Após fala de Trump sobre possível ligação, Lula diz que 'sempre estivemos abertos ao diálogo’
Presidente destacou que governo trabalha para proteger empregos e empresas
Horas depois da fala do presidente norte-americano Donald Trump na tarde desta sexta-feira (1), sobre uma possível ligação, o presidente Lula disse que está 'aberto ao diálogo’, mas que 'rumos' do Brasil serão definidos pelos brasileiros e suas instituições.
"Sempre estivemos abertos ao diálogo. Quem define os rumos do Brasil são os brasileiros e suas instituições. Neste momento, estamos trabalhando para proteger a nossa economia, as empresas e nossos trabalhadores, e dar as respostas às medidas tarifárias do governo norte-americano", escreveu Lula em postagem nas redes sociais.
Veja postagem do presidente Lula
A crise diplomática e comercial entre Brasil e Estados Unidos começou após a imposição unilateral por parte do governo americano, em taxar em 50% os produtos brasileiros, e sancionar com punições financeiras o ministro Alexandre de Moraes, do Supremo Tribunal Federal (STF).
Trump disse mais cedo, quando questionado pela repórter da TV Globo, Raquel Krähenbühl, que o líder brasileiro pode ligar para ele "quando quiser". “Ele pode falar comigo quando quiser — disse o republicano.
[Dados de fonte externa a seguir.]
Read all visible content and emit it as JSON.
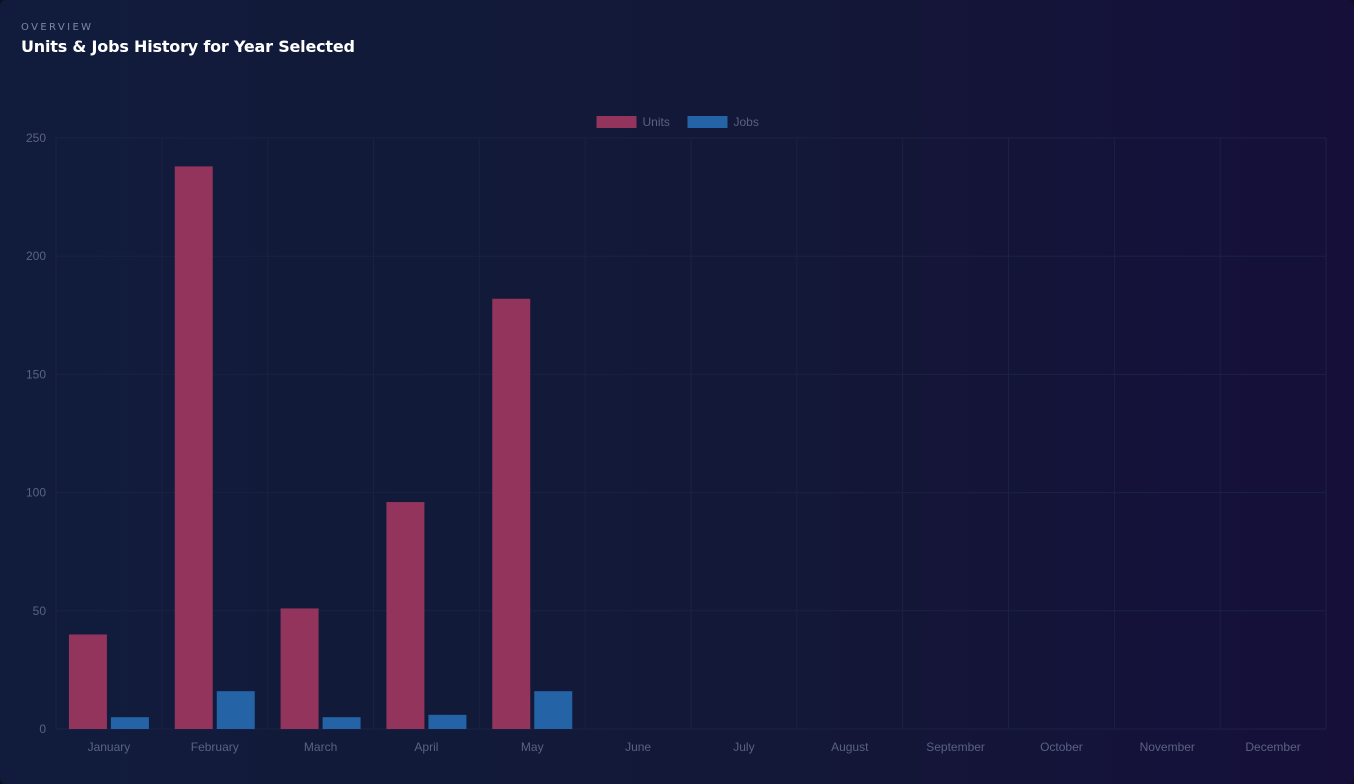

Perguntado sobre se a tarifa de 50% tinha contornos fora do campo comercial, ele afirmou que "as pessoas que estão comandando o Brasil fizeram a coisa errada". Na mesma resposta, Trump disse que "ama o povo do Brasil". “Vamos ver o que acontece”, afirmou.
Tarifaço começa semana que vem
Na quarta-feira (30), Trump assinou uma ordem executiva adicionando uma tarifa de 40% sobre o Brasil, que se soma aos 10% anunciados em abril e eleva o total da tarifa para 50%. Anteriormente prevista para entrar em vigor nesta sexta, o decreto adiou a implementação para 6 de agosto, quarta-feira da semana que vem.
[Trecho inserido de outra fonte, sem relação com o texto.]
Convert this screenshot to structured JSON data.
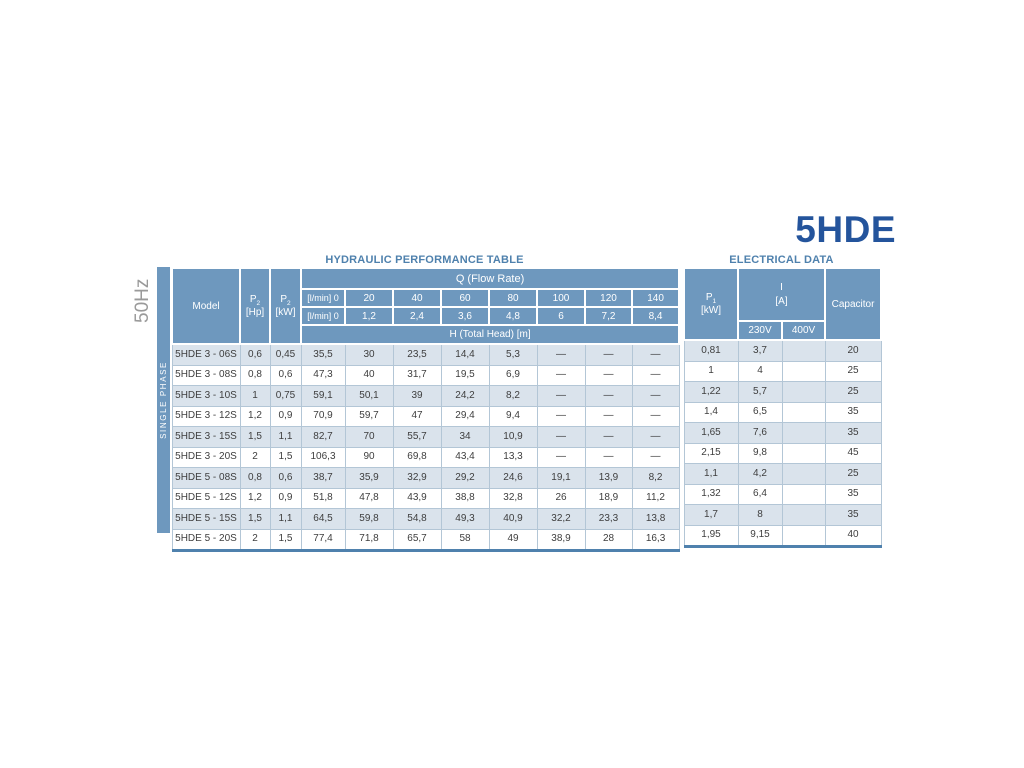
{
  "brand": "5HDE",
  "side": {
    "frequency": "50Hz",
    "phase": "SINGLE PHASE"
  },
  "hydraulic_table": {
    "title": "HYDRAULIC PERFORMANCE TABLE",
    "columns": {
      "model": "Model",
      "p2_hp": {
        "symbol": "P",
        "sub": "2",
        "unit": "[Hp]"
      },
      "p2_kw": {
        "symbol": "P",
        "sub": "2",
        "unit": "[kW]"
      },
      "q_header": "Q (Flow Rate)",
      "flow_lmin": [
        "[l/min] 0",
        "20",
        "40",
        "60",
        "80",
        "100",
        "120",
        "140"
      ],
      "flow_m3h": [
        "[l/min] 0",
        "1,2",
        "2,4",
        "3,6",
        "4,8",
        "6",
        "7,2",
        "8,4"
      ],
      "h_header": "H (Total Head) [m]"
    },
    "rows": [
      {
        "model": "5HDE 3 - 06S",
        "p2_hp": "0,6",
        "p2_kw": "0,45",
        "heads": [
          "35,5",
          "30",
          "23,5",
          "14,4",
          "5,3",
          "—",
          "—",
          "—"
        ]
      },
      {
        "model": "5HDE 3 - 08S",
        "p2_hp": "0,8",
        "p2_kw": "0,6",
        "heads": [
          "47,3",
          "40",
          "31,7",
          "19,5",
          "6,9",
          "—",
          "—",
          "—"
        ]
      },
      {
        "model": "5HDE 3 - 10S",
        "p2_hp": "1",
        "p2_kw": "0,75",
        "heads": [
          "59,1",
          "50,1",
          "39",
          "24,2",
          "8,2",
          "—",
          "—",
          "—"
        ]
      },
      {
        "model": "5HDE 3 - 12S",
        "p2_hp": "1,2",
        "p2_kw": "0,9",
        "heads": [
          "70,9",
          "59,7",
          "47",
          "29,4",
          "9,4",
          "—",
          "—",
          "—"
        ]
      },
      {
        "model": "5HDE 3 - 15S",
        "p2_hp": "1,5",
        "p2_kw": "1,1",
        "heads": [
          "82,7",
          "70",
          "55,7",
          "34",
          "10,9",
          "—",
          "—",
          "—"
        ]
      },
      {
        "model": "5HDE 3 - 20S",
        "p2_hp": "2",
        "p2_kw": "1,5",
        "heads": [
          "106,3",
          "90",
          "69,8",
          "43,4",
          "13,3",
          "—",
          "—",
          "—"
        ]
      },
      {
        "model": "5HDE 5 - 08S",
        "p2_hp": "0,8",
        "p2_kw": "0,6",
        "heads": [
          "38,7",
          "35,9",
          "32,9",
          "29,2",
          "24,6",
          "19,1",
          "13,9",
          "8,2"
        ]
      },
      {
        "model": "5HDE 5 - 12S",
        "p2_hp": "1,2",
        "p2_kw": "0,9",
        "heads": [
          "51,8",
          "47,8",
          "43,9",
          "38,8",
          "32,8",
          "26",
          "18,9",
          "11,2"
        ]
      },
      {
        "model": "5HDE 5 - 15S",
        "p2_hp": "1,5",
        "p2_kw": "1,1",
        "heads": [
          "64,5",
          "59,8",
          "54,8",
          "49,3",
          "40,9",
          "32,2",
          "23,3",
          "13,8"
        ]
      },
      {
        "model": "5HDE 5 - 20S",
        "p2_hp": "2",
        "p2_kw": "1,5",
        "heads": [
          "77,4",
          "71,8",
          "65,7",
          "58",
          "49",
          "38,9",
          "28",
          "16,3"
        ]
      }
    ]
  },
  "electrical_table": {
    "title": "ELECTRICAL DATA",
    "columns": {
      "p1": {
        "symbol": "P",
        "sub": "1",
        "unit": "[kW]"
      },
      "i_symbol": "I",
      "i_unit": "[A]",
      "v230": "230V",
      "v400": "400V",
      "capacitor": "Capacitor"
    },
    "rows": [
      {
        "p1": "0,81",
        "i_230": "3,7",
        "i_400": "",
        "capacitor": "20"
      },
      {
        "p1": "1",
        "i_230": "4",
        "i_400": "",
        "capacitor": "25"
      },
      {
        "p1": "1,22",
        "i_230": "5,7",
        "i_400": "",
        "capacitor": "25"
      },
      {
        "p1": "1,4",
        "i_230": "6,5",
        "i_400": "",
        "capacitor": "35"
      },
      {
        "p1": "1,65",
        "i_230": "7,6",
        "i_400": "",
        "capacitor": "35"
      },
      {
        "p1": "2,15",
        "i_230": "9,8",
        "i_400": "",
        "capacitor": "45"
      },
      {
        "p1": "1,1",
        "i_230": "4,2",
        "i_400": "",
        "capacitor": "25"
      },
      {
        "p1": "1,32",
        "i_230": "6,4",
        "i_400": "",
        "capacitor": "35"
      },
      {
        "p1": "1,7",
        "i_230": "8",
        "i_400": "",
        "capacitor": "35"
      },
      {
        "p1": "1,95",
        "i_230": "9,15",
        "i_400": "",
        "capacitor": "40"
      }
    ]
  },
  "colors": {
    "header_blue": "#6e98be",
    "row_alt_blue": "#dae3ec",
    "brand_blue": "#24549c",
    "title_blue": "#4f81ad",
    "bottom_border_blue": "#4f81ad",
    "body_text": "#3e3e3e",
    "frequency_gray": "#9a9a9a"
  }
}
Entretanto, uma série de exceções foram retiradas da taxação extra. No decreto assinado pelo líder norte-americano, quase 700 itens — entre os 4 mil itens que o Brasil exporta para os EUA — não sofreram alteração com essa tarifa adicional de 40%.
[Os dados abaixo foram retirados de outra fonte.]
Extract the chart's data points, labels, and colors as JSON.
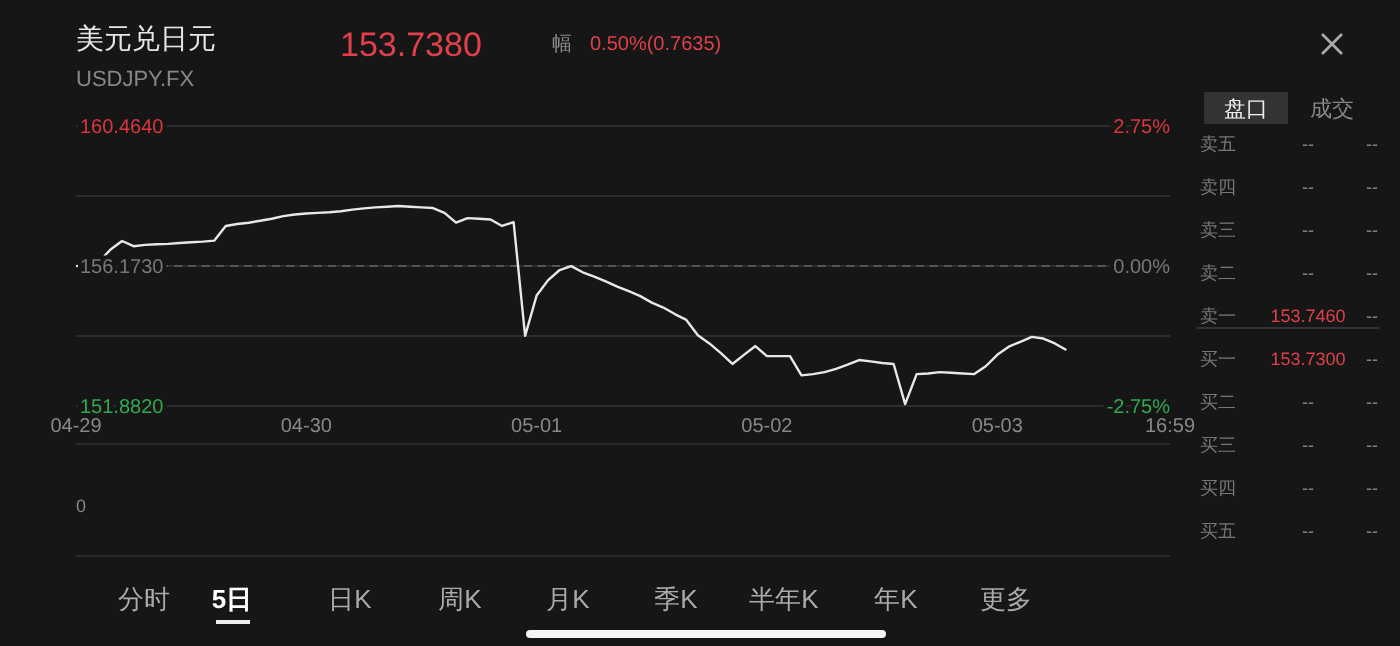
{
  "chart_data": {
    "type": "line",
    "title": "美元兑日元",
    "subtitle": "USDJPY.FX",
    "categories": [
      "04-29",
      null,
      null,
      null,
      null,
      null,
      null,
      null,
      null,
      null,
      null,
      null,
      null,
      null,
      null,
      null,
      null,
      null,
      null,
      null,
      "04-30",
      null,
      null,
      null,
      null,
      null,
      null,
      null,
      null,
      null,
      null,
      null,
      null,
      null,
      null,
      null,
      null,
      null,
      null,
      null,
      "05-01",
      null,
      null,
      null,
      null,
      null,
      null,
      null,
      null,
      null,
      null,
      null,
      null,
      null,
      null,
      null,
      null,
      null,
      null,
      null,
      "05-02",
      null,
      null,
      null,
      null,
      null,
      null,
      null,
      null,
      null,
      null,
      null,
      null,
      null,
      null,
      null,
      null,
      null,
      null,
      null,
      "05-03",
      null,
      null,
      null,
      null,
      null,
      null,
      null,
      null,
      null,
      null,
      null,
      null,
      null,
      null,
      "16:59"
    ],
    "series": [
      {
        "color": "#e8e8e8",
        "values": [
          156.17,
          156.2,
          156.3,
          156.68,
          156.94,
          156.78,
          156.82,
          156.84,
          156.85,
          156.88,
          156.9,
          156.92,
          156.95,
          157.4,
          157.46,
          157.5,
          157.56,
          157.62,
          157.7,
          157.75,
          157.78,
          157.8,
          157.82,
          157.85,
          157.9,
          157.94,
          157.97,
          157.99,
          158.01,
          157.99,
          157.97,
          157.95,
          157.8,
          157.5,
          157.64,
          157.62,
          157.6,
          157.4,
          157.52,
          154.03,
          155.27,
          155.74,
          156.05,
          156.17,
          155.98,
          155.85,
          155.7,
          155.54,
          155.4,
          155.25,
          155.05,
          154.9,
          154.7,
          154.52,
          154.05,
          153.8,
          153.5,
          153.17,
          153.45,
          153.72,
          153.41,
          153.41,
          153.41,
          152.82,
          152.86,
          152.92,
          153.02,
          153.15,
          153.29,
          153.25,
          153.2,
          153.17,
          151.94,
          152.86,
          152.88,
          152.92,
          152.9,
          152.88,
          152.86,
          153.1,
          153.45,
          153.7,
          153.85,
          154.0,
          153.95,
          153.8,
          153.6,
          null,
          null,
          null,
          null,
          null,
          null,
          null,
          null,
          null
        ]
      }
    ],
    "ylim": [
      151.882,
      160.464
    ],
    "yticks": [
      {
        "value": 160.464,
        "label": "160.4640"
      },
      {
        "value": 158.3185,
        "label": null
      },
      {
        "value": 156.173,
        "label": "156.1730"
      },
      {
        "value": 154.0275,
        "label": null
      },
      {
        "value": 151.882,
        "label": "151.8820"
      }
    ],
    "y2lim": [
      -2.75,
      2.75
    ],
    "y2ticks": [
      {
        "value": 2.75,
        "label": "2.75%"
      },
      {
        "value": 0,
        "label": "0.00%"
      },
      {
        "value": -2.75,
        "label": "-2.75%"
      }
    ],
    "ref_lines": [
      {
        "axis": "y",
        "value": 156.173,
        "line_style": "dashed",
        "color": "#555555"
      }
    ],
    "grid": "y",
    "marker": "none",
    "line_style": "solid",
    "annotations": [
      "153.7380",
      "幅",
      "0.50%(0.7635)",
      "盘口",
      "成交",
      "卖五",
      "--",
      "--",
      "卖四",
      "--",
      "--",
      "卖三",
      "--",
      "--",
      "卖二",
      "--",
      "--",
      "卖一",
      "153.7460",
      "--",
      "买一",
      "153.7300",
      "--",
      "买二",
      "--",
      "--",
      "买三",
      "--",
      "--",
      "买四",
      "--",
      "--",
      "买五",
      "--",
      "--",
      "0",
      "分时",
      "5日",
      "日K",
      "周K",
      "月K",
      "季K",
      "半年K",
      "年K",
      "更多"
    ]
  }
}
Entre os produtos exportados estão aviões da Embraer, peças aeronáuticas (como turbinas, pneus e motores), suco de laranja, castanhas, vários insumos de madeira, celulose, ferro-gusa, minério de ferro, equipamentos elétricos e petróleo.
Entretanto, produtos como café, cacau, carne e frutas, alguns dos principais itens da pauta de exportação brasileira, não estão na lista de exceções e devem ser tarifados.